Muss uns Savas wirklich noch etwas beweisen? Eigentlich nein. Und trotzdem habe ich an ein Kool Savas Release stets hohe Erwartungen. Mit „Triumph“ hat er zumindest schon einmal für eine der Kollabos des Jahres gesorgt. Kann der Rest von „Essahdamus“ auch überzeugen?
Short Facts
- 18 Tracks | 57 Minuten
- produced by Abaz, Smoove, Kool Savas uvm.
- Features: Azad, Sido, Samy Deluxe uvm.
- Label: Essential Records (Sony Music)
- Releasedate: 28. Oktober 2016
Review
Die Feature-Tracklist geht gefühlt einmal quer durch die Rap-Entwicklung der letzten Jahre: Azad, Sido, Samy Deluxe, M.O.R., Olli Banjo (Interview), Lass Unltd., Moe Mitchell, Vega, KC Rebell, Adesse, PA Sports, Milonair, Samson Jones, Remoe, Karen Firlej und das internationale Feature von R.A. the Rugged Man. Von altbekannten Namen bis zu aktuell gehypten Newcomern ist alles dabei.

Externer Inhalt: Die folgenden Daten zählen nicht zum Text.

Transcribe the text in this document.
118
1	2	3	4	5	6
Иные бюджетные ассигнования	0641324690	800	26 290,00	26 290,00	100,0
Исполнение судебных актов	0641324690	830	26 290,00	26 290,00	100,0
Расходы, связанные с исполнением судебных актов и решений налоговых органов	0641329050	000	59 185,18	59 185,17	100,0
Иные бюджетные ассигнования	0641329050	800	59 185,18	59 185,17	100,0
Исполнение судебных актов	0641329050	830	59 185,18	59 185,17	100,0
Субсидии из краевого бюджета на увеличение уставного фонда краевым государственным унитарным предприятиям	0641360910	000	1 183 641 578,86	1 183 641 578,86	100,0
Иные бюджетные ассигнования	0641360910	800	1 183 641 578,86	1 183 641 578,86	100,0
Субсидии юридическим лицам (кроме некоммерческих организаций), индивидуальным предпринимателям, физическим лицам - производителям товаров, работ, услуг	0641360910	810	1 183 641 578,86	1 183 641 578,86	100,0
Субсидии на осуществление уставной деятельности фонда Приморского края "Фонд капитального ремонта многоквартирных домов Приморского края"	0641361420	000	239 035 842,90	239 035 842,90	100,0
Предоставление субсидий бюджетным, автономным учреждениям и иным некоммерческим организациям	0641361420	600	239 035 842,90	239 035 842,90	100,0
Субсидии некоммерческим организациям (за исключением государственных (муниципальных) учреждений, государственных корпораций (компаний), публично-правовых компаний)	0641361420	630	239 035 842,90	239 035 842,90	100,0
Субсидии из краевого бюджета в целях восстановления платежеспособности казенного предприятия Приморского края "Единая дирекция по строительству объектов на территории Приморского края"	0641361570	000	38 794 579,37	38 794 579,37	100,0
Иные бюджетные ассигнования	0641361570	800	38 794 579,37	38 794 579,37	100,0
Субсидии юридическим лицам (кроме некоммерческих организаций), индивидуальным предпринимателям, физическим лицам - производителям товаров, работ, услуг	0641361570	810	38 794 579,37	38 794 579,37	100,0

Das Mixtape beginnt mit einer Anekdote aus Istanbul, was einen kleinen Reminder an sein vergangenes Album „Märtyer“ darstellt. Der zweite Track „Surrender“ verspricht schon mal viel und Savas macht mit Zeilen wie „Guck diese Penner sind Parasiten, verbreiten sich wie die Pest auf Singles und Featuretracks,“ schon mal klar was er von vielen Deutschrappern hält. Polina bringt mit der Hook noch etwas „epische Stimmung“ in den Track.
Insgesamt wirkt das Mixtape so, als geht Kool Savas soundmäßig einmal seine musikalische Laufbahn durch. Beispielsweise bekomme ich bei dem Track „Baby ich bin ein Rapper“ einen Optik Records-Flashback, auch wenn KC Rebell damals noch nicht mit dabei war. „Erfolg beflügelt, stimmt und ich segel‘ grad wie ’n Pelikan, Imagewandel nicht in Sicht, ich dominier‘ die Hauptbühne,“ würden bei jedem anderen Rapper übertrieben rüberkommen, bei Kool Savas hingegen wirkt es total authentisch. „Ich bin fertig“ (Video) ist gekonnt abgefuckt, was man einfach feiern muss! Savas wird einfach immer hungrig bleiben und an sich weiter arbeiten: „Lass sie glauben, ich bin fertig – nie! ich hab‘ gerade erst begonn‘, bring’s zu Ende und starte wieder von vorne!“ Er feiert sich zu recht für seine Karriere, aber ruht sich nicht darauf aus.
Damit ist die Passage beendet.